Sachita Nishal

PhD Candidate, Northwestern University

Reading and Writing Files in Python: Modifiers

Date Updated: May 23, 2023
Reading Time: 2 minutes
350 words

Different modes of reading and writing to files, and what they do:

r: Only read. This is the default if no mode argument is given.
w: Only write. An existing file with the same name will be over-written.
a: Append data to the end of the file. Still writing.
r+: Both reading and writing and can be done. I never use this.

From the Python Docs:

Normally, files are opened in text mode, that means, you read and write strings from and to the file, which are encoded in a specific encoding. If encoding is not specified, the default is platform dependent (see open()). Because UTF-8 is the modern de-facto standard, encoding=“utf-8” is recommended unless you know that you need to use a different encoding. Appending a ‘b’ to the mode opens the file in binary mode. Binary mode data is read and written as bytes objects. You can not specify encoding when opening file in binary mode.

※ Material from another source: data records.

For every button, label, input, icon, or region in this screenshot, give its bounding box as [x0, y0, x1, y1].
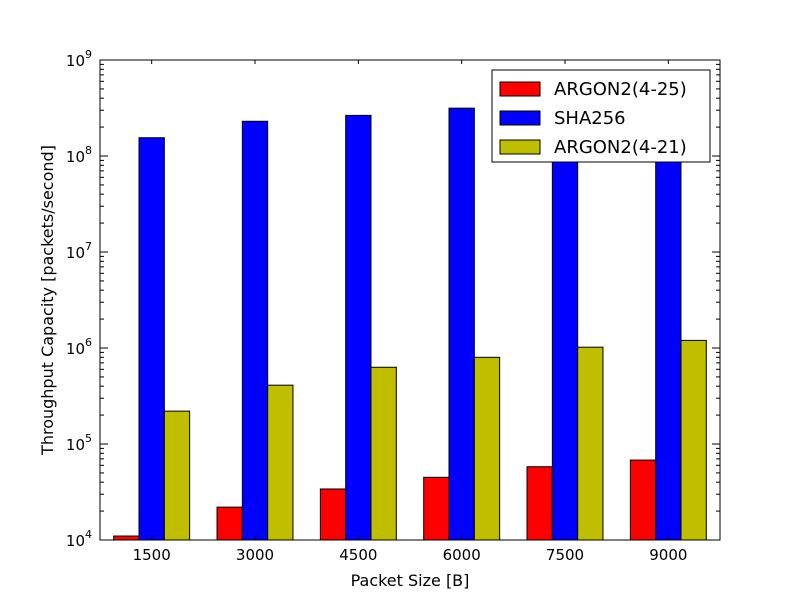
y-tick-label: 108 [66, 144, 92, 166]
legend-swatch [499, 139, 541, 155]
bar-sha256-1500 [138, 137, 165, 541]
bar-argon2-4-21--3000 [267, 384, 294, 541]
x-tick-label: 1500 [133, 546, 171, 564]
legend-label: ARGON2(4-25) [554, 79, 687, 100]
bar-argon2-4-25--9000 [629, 459, 657, 541]
x-axis-label: Packet Size [B] [351, 571, 470, 590]
legend-swatch [499, 81, 541, 97]
bar-argon2-4-25--7500 [526, 466, 553, 541]
bar-argon2-4-21--6000 [473, 356, 501, 541]
bar-sha256-6000 [448, 107, 475, 541]
bar-sha256-4500 [345, 114, 372, 541]
ticks-layer: 1500 3000 4500 6000 7500 9000 104 105 106 107 108 1… [66, 48, 720, 564]
bar-sha256-9000 [655, 103, 682, 541]
bar-sha256-7500 [551, 105, 579, 541]
x-tick-label: 4500 [339, 546, 377, 564]
y-axis-label: Throughput Capacity [packets/second] [38, 145, 57, 456]
x-tick-label: 7500 [546, 546, 584, 564]
bar-argon2-4-21--7500 [577, 346, 604, 541]
legend: ARGON2(4-25) SHA256 ARGON2(4-21) [491, 69, 711, 163]
legend-label: SHA256 [554, 108, 626, 129]
bar-argon2-4-25--3000 [216, 506, 243, 541]
plot-frame [99, 59, 721, 541]
y-tick-label: 106 [66, 336, 92, 358]
bars-layer [113, 103, 707, 541]
y-tick-label: 109 [66, 48, 92, 70]
y-tick-label: 104 [66, 528, 92, 550]
bar-argon2-4-21--9000 [680, 339, 707, 541]
bar-argon2-4-21--4500 [370, 366, 397, 541]
legend-label: ARGON2(4-21) [554, 137, 687, 158]
bar-argon2-4-21--1500 [163, 410, 191, 541]
bar-sha256-3000 [241, 120, 269, 541]
bar-argon2-4-25--6000 [423, 476, 450, 541]
y-tick-label: 105 [66, 432, 92, 454]
legend-swatch [499, 110, 541, 126]
y-tick-label: 107 [66, 240, 92, 262]
x-tick-label: 6000 [443, 546, 481, 564]
x-tick-label: 9000 [649, 546, 687, 564]
bar-argon2-4-25--1500 [113, 535, 140, 541]
x-tick-label: 3000 [236, 546, 274, 564]
bar-argon2-4-25--4500 [319, 488, 347, 541]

In text mode, the default when reading is to convert platform-specific line endings (\n on Unix, \r\n on Windows) to just \n. When writing in text mode, the default is to convert occurrences of \n back to platform-specific line endings. This behind-the-scenes modification to file data is fine for text files, but will corrupt binary data like that in JPEG or EXE files. Be very careful to use binary mode when reading and writing such files.

Why would one use the binary mode? As the docs say, the binary mode represents things as bytes, not as text. This especially comes into play when characters like newlines (\n) and carriage returns (\r) are presented as is, versus when the text might show them as a physical linebreak. This SO answer highlights when this distinction matters:

Use ‘b’ mode, to read/write binary data as is without any transformations such as converting newlines to/from platform-specific values or decoding/encoding text using a character encoding.

I think with Python 3 having gotten a bit stricter in the distinction between str and byte objects, it’s safer to stick to using text mode unless somthing really off is produced.